5. Robot servo communication bus technology

At present, there is no servo communication bus dedicated to the robot system in the world. In the actual application process, some commonly used buses, such as Ethernet, CAN, 1394, SERCOS, USB, RS-485, etc., are usually used in the robot system according to the system requirements. Most of the current communication control buses can be summarized into two categories, namely, serial bus technology based on RS-485 and line drive technology and high-speed serial bus technology based on real-time industrial Ethernet.

intelligent robot control system

1. Open modular control system architecture: using distributed CPU computer structure, divided into robot controller (RC), motion controller (MC), photoelectric isolation I/O control board, sensor processing board and programming teaching box. The robot controller (RC) and the programming pendant communicate via serial/CAN bus. The main computer of the robot controller (RC) completes the robot's motion planning, interpolation and position servo, as well as the main control logic, digital I/O, sensor processing and other functions, while the programming teaching box completes the display of information and the input of keys.
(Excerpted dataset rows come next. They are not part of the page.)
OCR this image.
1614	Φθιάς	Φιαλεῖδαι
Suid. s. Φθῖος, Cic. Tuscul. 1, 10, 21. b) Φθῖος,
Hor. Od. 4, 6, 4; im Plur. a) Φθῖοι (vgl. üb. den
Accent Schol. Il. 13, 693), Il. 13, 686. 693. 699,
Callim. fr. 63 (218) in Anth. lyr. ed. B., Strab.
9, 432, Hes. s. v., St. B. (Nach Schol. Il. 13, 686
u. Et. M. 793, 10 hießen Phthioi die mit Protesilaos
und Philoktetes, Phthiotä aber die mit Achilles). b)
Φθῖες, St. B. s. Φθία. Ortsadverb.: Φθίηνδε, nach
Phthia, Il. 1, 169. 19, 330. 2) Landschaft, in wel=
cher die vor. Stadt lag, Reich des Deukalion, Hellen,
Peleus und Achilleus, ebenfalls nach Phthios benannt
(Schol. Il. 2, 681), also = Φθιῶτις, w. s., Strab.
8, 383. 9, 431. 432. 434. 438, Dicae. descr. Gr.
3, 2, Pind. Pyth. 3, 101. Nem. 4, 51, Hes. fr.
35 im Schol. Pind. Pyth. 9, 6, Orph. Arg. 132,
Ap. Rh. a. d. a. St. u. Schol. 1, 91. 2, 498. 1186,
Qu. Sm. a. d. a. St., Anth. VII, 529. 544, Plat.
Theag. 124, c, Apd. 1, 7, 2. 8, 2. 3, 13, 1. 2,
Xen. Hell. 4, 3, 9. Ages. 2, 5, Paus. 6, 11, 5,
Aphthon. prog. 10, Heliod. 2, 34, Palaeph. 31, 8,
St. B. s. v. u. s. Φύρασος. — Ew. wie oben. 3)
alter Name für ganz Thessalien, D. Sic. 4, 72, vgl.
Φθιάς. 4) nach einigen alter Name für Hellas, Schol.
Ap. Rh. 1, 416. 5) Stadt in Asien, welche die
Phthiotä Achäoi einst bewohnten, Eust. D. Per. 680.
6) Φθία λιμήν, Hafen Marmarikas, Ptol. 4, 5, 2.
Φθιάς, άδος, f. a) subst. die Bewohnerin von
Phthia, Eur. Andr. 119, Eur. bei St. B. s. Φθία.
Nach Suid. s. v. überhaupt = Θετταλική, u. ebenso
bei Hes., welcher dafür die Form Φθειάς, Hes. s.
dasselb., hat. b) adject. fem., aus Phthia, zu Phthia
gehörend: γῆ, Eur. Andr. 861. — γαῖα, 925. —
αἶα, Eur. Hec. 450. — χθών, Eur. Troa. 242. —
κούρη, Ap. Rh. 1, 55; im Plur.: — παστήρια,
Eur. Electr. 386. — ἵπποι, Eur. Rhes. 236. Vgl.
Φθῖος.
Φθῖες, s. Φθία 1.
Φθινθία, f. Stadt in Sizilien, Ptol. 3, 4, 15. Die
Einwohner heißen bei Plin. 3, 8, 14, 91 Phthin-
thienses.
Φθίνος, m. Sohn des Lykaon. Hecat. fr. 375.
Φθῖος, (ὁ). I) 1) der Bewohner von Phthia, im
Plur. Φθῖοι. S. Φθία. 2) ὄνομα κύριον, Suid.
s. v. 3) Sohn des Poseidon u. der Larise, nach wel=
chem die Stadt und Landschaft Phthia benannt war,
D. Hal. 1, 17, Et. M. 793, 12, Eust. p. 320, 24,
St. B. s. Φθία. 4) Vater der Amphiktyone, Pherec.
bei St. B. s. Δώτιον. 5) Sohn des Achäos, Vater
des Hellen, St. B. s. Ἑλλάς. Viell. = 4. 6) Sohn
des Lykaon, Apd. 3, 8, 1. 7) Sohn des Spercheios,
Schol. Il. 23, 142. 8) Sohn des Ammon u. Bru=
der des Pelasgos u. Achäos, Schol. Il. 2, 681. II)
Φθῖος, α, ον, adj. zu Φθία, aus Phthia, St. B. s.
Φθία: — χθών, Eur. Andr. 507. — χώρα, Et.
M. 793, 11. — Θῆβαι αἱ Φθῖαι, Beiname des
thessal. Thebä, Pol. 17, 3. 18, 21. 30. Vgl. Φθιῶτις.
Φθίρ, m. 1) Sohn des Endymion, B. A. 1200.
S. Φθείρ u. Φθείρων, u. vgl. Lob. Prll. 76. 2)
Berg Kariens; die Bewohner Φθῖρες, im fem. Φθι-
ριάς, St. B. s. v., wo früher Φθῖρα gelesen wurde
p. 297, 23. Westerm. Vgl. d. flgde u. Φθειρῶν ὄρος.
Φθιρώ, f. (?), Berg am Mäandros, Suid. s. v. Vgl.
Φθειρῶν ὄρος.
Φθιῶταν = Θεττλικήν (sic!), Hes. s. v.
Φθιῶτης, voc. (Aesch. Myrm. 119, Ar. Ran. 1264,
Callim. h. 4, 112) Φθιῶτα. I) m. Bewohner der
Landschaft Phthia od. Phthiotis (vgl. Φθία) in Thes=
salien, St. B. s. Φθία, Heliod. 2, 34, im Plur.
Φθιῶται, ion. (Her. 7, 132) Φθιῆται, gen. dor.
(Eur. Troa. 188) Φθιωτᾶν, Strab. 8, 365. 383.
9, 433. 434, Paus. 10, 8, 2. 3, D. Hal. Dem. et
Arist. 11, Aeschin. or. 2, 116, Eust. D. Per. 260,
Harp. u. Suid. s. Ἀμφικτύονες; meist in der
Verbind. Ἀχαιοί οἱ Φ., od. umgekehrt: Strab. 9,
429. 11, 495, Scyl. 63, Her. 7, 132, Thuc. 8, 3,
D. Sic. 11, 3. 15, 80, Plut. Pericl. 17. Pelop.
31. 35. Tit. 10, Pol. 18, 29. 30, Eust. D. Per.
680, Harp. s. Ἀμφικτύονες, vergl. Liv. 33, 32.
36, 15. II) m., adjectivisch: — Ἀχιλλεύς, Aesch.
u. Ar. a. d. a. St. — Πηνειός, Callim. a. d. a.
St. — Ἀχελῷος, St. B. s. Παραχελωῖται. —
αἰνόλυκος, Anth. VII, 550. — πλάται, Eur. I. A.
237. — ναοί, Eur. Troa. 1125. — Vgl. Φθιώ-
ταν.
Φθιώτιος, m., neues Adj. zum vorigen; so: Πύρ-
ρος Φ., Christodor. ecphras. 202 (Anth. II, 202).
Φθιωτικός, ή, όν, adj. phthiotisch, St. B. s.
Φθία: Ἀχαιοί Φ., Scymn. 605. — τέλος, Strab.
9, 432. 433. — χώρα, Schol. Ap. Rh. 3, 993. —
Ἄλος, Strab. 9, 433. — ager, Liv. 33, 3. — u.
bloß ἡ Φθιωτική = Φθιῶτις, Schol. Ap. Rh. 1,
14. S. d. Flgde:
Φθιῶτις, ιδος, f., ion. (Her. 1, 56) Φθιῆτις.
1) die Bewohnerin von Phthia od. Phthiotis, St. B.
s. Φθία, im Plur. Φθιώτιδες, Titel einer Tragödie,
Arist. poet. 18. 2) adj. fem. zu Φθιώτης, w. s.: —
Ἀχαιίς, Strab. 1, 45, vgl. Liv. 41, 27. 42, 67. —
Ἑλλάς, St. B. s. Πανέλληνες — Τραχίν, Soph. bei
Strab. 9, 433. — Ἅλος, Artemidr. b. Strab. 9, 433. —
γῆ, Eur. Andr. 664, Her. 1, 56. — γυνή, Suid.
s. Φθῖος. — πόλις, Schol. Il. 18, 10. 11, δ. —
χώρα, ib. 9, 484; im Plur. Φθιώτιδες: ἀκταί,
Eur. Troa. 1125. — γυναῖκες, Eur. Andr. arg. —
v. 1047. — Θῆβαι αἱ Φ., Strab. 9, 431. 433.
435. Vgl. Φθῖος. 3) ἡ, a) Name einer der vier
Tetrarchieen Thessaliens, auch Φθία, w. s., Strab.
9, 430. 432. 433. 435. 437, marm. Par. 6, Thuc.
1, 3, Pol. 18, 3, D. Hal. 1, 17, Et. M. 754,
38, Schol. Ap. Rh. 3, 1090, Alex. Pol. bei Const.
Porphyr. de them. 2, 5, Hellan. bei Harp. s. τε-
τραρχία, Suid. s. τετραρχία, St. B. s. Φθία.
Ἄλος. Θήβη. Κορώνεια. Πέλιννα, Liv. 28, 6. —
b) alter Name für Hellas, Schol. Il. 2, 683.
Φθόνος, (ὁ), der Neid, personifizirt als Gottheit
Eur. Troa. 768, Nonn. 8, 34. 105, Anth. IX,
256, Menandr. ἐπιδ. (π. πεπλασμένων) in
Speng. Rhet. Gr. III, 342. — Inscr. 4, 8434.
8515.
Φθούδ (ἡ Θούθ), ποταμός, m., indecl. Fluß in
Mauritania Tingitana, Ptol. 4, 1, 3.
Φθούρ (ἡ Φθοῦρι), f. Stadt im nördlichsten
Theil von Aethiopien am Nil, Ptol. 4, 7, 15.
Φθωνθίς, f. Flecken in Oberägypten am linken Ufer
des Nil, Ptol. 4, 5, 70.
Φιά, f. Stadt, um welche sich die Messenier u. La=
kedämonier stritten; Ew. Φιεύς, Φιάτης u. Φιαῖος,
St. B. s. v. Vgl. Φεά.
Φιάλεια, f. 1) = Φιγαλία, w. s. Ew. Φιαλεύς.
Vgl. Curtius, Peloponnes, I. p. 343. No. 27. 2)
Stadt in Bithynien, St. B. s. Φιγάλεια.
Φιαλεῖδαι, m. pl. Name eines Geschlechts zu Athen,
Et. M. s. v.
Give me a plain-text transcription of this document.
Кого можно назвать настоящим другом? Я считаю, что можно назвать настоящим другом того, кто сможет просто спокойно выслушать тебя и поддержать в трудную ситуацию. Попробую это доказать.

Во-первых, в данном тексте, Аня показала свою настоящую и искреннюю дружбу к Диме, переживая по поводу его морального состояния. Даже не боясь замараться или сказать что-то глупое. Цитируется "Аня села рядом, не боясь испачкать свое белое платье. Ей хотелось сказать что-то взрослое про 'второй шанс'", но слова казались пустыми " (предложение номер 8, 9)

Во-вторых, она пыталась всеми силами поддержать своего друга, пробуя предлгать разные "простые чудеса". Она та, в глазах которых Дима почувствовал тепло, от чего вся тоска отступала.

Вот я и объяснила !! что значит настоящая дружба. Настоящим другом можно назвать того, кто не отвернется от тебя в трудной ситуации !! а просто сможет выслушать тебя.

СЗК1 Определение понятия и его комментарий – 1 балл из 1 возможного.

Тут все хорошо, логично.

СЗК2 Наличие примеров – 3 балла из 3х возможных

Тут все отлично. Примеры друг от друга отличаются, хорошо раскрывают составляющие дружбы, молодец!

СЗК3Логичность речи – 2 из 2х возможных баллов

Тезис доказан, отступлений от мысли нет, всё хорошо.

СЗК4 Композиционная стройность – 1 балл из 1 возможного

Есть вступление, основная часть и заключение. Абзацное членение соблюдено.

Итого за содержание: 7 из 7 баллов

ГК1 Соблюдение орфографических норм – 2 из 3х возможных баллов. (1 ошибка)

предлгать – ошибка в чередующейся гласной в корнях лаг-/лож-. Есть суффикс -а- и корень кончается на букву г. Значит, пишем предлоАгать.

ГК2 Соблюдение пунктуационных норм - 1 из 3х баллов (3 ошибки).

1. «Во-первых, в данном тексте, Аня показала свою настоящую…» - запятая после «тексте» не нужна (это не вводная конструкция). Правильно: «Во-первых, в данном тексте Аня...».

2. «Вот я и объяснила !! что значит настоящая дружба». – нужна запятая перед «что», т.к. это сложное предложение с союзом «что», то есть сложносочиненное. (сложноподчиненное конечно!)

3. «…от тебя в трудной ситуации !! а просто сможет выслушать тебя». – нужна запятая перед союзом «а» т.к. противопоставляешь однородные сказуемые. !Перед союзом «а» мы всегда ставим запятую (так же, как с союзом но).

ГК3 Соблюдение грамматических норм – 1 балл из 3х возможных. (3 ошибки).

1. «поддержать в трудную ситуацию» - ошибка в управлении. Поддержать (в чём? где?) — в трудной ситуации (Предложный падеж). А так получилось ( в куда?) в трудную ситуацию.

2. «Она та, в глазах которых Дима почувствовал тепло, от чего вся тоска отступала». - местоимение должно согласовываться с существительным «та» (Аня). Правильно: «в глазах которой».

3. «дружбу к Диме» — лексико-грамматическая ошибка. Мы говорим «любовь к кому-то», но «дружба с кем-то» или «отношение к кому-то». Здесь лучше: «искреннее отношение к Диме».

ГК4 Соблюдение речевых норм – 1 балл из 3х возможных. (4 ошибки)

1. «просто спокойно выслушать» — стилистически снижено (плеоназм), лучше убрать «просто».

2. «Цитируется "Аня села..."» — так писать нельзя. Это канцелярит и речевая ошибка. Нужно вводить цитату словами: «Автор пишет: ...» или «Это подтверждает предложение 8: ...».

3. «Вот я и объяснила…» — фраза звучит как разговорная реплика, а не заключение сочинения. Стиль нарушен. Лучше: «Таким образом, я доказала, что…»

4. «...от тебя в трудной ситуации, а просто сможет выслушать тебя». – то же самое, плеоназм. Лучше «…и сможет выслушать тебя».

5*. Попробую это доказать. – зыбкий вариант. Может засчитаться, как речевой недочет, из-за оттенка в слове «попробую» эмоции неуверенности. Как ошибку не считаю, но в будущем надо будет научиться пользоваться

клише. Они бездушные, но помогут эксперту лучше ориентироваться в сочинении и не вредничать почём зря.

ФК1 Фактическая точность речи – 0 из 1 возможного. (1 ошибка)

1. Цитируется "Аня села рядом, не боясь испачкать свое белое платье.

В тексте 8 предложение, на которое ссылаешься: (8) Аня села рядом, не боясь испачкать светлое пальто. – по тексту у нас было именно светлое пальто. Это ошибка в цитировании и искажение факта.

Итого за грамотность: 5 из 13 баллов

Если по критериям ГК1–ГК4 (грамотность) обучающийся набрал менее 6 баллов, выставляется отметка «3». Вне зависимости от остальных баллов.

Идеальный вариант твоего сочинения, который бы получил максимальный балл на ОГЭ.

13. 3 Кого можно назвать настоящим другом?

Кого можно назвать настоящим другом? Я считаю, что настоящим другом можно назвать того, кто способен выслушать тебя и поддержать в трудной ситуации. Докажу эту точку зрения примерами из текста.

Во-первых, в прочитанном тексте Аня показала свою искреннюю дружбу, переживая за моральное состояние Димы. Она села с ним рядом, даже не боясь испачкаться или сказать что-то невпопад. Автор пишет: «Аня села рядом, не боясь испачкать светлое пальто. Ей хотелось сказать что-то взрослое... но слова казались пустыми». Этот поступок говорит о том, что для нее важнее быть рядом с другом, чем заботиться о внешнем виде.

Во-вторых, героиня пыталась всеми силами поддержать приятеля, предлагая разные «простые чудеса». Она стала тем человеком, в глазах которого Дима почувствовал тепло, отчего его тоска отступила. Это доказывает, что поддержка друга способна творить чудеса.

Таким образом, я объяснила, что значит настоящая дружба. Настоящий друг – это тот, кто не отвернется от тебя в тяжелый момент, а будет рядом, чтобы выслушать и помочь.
2. Modular hierarchical controller software system: The software system is based on the open source real-time multitasking operating system Linux, and adopts hierarchical and modular structure design to realize the openness of the software system. The whole controller software system is divided into three layers: hardware driver layer, core layer and application layer. The three levels face different functional requirements, corresponding to different levels of development, each level of the system is composed of a number of functional relative opposition modules, these functional modules cooperate with each other to achieve the functions provided by the level.

3. Robot fault diagnosis and safety maintenance technology: through a variety of information, the robot fault

Diagnosis and maintenance is the key technology to ensure the safety of the robot.

4. Networked robot controller technology: At present, the application engineering of robots is developing from a single robot workstation to a robot production line, and the networking technology of robot controllers is becoming more and more important. The controller has the networking functions of serial port, field bus and Ethernet. It can be used for the communication between the robot controller and the robot controller with the upper computer, which is convenient for monitoring, diagnosis and management of the robot production line.